Brokenness is "the recognition of our shattered pride without a need to glue it back together again," said Ed Litton, senior pastor of First Baptist Church, North Mobile, in Saraland.
Litton, who closed the morning session of the Southern Baptist Convention (SBC) Pastors Conference at the Indiana Convention Center in Indianapolis Monday, June 9, with an altar call for "broken" pastors, told the tragic story of losing his wife 10 months ago in a car accident. "In that instant, my life changed and I began a journey to a place I did not care to go," said Litton, who was also elected president of the 2009 pastors conference during the Monday afternoon session.
When God leads us to such a place, He forces us to face our deepest fear but restores us in ways we cannot imagine to prepare us for significant ministry, Litton said, preaching from Psalm 23.
"Some of you are facing the worst fear of your life. And some of you are on the verge of the greatest movement of God in the history of your life, your ministry and your church," he said. "God doesn’t call complete, fully contained, self-actualized people who have it together — He calls the broken."

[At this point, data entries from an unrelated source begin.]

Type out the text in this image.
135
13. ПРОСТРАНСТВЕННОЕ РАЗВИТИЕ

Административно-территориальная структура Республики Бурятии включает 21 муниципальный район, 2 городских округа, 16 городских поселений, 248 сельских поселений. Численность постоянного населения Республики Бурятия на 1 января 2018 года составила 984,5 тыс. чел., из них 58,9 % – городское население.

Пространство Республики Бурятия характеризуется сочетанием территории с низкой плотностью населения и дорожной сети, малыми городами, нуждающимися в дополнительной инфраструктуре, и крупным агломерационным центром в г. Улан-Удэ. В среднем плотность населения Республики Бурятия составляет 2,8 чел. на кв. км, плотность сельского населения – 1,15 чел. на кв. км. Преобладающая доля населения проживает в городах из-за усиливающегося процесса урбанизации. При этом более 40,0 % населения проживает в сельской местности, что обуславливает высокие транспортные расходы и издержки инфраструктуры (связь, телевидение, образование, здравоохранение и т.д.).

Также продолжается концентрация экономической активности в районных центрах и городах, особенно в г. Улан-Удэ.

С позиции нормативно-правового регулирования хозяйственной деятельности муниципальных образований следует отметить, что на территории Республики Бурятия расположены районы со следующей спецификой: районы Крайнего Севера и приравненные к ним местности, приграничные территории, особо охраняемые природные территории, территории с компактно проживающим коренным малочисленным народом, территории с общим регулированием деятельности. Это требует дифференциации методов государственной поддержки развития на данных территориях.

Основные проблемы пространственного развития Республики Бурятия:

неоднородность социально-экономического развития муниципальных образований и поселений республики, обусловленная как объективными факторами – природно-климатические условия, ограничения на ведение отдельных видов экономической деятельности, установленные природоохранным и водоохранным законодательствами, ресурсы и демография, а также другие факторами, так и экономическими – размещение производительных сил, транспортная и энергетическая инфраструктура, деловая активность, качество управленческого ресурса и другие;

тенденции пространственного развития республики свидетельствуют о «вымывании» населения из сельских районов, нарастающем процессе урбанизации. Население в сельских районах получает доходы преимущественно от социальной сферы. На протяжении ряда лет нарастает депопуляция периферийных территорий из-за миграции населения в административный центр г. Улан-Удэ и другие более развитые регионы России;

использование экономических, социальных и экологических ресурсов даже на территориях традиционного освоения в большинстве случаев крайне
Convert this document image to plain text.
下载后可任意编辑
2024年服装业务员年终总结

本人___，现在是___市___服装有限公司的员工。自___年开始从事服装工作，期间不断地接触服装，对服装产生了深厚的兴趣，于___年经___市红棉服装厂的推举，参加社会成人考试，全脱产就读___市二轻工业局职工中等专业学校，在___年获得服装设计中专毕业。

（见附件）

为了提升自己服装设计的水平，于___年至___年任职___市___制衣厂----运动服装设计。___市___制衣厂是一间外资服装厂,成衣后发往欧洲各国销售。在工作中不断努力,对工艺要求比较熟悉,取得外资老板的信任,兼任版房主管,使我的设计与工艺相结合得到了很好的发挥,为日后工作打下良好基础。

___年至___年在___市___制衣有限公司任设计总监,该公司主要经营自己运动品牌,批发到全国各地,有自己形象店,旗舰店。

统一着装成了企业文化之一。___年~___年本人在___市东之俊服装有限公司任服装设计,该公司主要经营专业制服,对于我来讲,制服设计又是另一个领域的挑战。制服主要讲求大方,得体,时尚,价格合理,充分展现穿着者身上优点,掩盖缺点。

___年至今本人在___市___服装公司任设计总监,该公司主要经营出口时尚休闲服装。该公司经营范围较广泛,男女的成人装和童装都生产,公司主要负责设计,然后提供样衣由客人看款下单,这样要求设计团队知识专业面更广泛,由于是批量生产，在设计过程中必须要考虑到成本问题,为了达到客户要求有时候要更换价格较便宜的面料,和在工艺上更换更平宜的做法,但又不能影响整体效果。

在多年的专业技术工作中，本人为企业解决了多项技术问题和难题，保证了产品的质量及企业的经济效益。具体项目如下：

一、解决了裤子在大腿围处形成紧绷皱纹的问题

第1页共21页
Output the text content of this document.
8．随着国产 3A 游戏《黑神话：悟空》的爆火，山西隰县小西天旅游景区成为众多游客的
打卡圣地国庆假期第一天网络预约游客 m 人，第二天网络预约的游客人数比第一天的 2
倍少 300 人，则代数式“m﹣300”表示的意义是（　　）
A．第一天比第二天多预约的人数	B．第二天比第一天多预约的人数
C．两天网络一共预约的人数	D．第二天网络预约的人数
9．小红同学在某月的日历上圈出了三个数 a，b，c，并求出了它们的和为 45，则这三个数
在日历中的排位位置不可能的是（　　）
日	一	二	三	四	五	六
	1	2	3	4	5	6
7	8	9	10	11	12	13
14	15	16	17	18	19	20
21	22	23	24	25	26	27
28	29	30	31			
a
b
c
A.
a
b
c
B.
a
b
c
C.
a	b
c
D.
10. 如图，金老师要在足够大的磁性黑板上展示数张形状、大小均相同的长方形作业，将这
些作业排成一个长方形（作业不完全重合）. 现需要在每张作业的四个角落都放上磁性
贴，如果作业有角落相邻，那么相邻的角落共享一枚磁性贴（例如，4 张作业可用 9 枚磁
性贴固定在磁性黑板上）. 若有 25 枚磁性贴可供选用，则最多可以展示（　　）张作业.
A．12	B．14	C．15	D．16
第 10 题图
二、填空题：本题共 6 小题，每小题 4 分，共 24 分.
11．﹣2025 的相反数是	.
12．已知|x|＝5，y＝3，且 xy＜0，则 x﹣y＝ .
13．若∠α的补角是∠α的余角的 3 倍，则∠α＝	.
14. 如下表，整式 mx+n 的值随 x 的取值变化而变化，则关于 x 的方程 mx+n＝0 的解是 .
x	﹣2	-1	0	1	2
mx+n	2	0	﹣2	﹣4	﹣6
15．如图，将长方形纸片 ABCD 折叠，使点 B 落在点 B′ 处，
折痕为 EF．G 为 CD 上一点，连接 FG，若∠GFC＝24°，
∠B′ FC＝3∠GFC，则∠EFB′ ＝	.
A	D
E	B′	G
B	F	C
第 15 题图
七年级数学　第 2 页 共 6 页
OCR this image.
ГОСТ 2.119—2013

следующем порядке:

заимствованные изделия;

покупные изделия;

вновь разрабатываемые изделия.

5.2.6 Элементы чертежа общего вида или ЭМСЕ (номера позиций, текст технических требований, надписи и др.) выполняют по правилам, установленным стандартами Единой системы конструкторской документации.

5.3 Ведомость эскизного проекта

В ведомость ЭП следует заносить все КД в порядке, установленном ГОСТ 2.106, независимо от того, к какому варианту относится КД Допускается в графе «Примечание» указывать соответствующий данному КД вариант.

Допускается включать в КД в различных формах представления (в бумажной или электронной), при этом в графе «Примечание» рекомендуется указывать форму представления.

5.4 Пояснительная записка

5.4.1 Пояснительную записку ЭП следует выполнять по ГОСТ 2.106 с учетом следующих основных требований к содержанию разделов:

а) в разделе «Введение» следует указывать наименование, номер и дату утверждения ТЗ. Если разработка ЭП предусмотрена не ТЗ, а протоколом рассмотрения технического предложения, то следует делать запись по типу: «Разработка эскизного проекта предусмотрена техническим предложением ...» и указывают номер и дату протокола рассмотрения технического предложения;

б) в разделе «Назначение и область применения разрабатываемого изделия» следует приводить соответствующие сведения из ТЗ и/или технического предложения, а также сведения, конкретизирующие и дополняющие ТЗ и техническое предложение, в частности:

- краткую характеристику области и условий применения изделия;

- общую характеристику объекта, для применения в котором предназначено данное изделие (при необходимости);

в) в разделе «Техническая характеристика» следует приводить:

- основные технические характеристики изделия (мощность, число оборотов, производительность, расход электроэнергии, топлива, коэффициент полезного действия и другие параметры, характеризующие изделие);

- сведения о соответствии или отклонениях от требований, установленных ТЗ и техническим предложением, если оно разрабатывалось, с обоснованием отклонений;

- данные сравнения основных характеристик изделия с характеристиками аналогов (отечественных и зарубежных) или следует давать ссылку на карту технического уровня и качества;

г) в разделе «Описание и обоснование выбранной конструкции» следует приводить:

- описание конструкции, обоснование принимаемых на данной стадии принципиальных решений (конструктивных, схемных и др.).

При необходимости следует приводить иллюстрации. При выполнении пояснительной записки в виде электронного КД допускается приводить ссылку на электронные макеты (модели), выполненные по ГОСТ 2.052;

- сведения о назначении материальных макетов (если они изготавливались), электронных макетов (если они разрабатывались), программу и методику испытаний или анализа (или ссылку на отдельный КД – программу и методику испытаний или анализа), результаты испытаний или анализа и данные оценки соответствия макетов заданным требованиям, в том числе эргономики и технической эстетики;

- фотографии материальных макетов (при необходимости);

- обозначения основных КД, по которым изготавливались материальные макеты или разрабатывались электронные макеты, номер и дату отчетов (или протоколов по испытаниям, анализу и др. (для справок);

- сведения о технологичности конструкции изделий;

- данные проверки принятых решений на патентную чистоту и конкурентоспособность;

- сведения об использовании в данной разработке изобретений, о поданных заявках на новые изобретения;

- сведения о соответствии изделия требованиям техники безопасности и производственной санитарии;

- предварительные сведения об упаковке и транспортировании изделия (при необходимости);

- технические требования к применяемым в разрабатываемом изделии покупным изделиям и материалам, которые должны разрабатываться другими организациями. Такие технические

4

George Harris, pastor of First Baptist Church, Kerrville, Texas, said brokenness isn’t sought or caught. Instead it’s "a process that God takes us through in order to get us to hear Him."
Hayes Wicker, senior pastor of First Baptist Church, Naples, Fla., added that brokenness does not come without a struggle. "God wrestles with us to bring blessedness from brokenness."
Preaching from Genesis 32:24–31 and describing Jacob’s struggle with God, Wicker explained that brokenness leads to blessings, awareness, change, a supreme Christ and a strong faith that comes from desperation.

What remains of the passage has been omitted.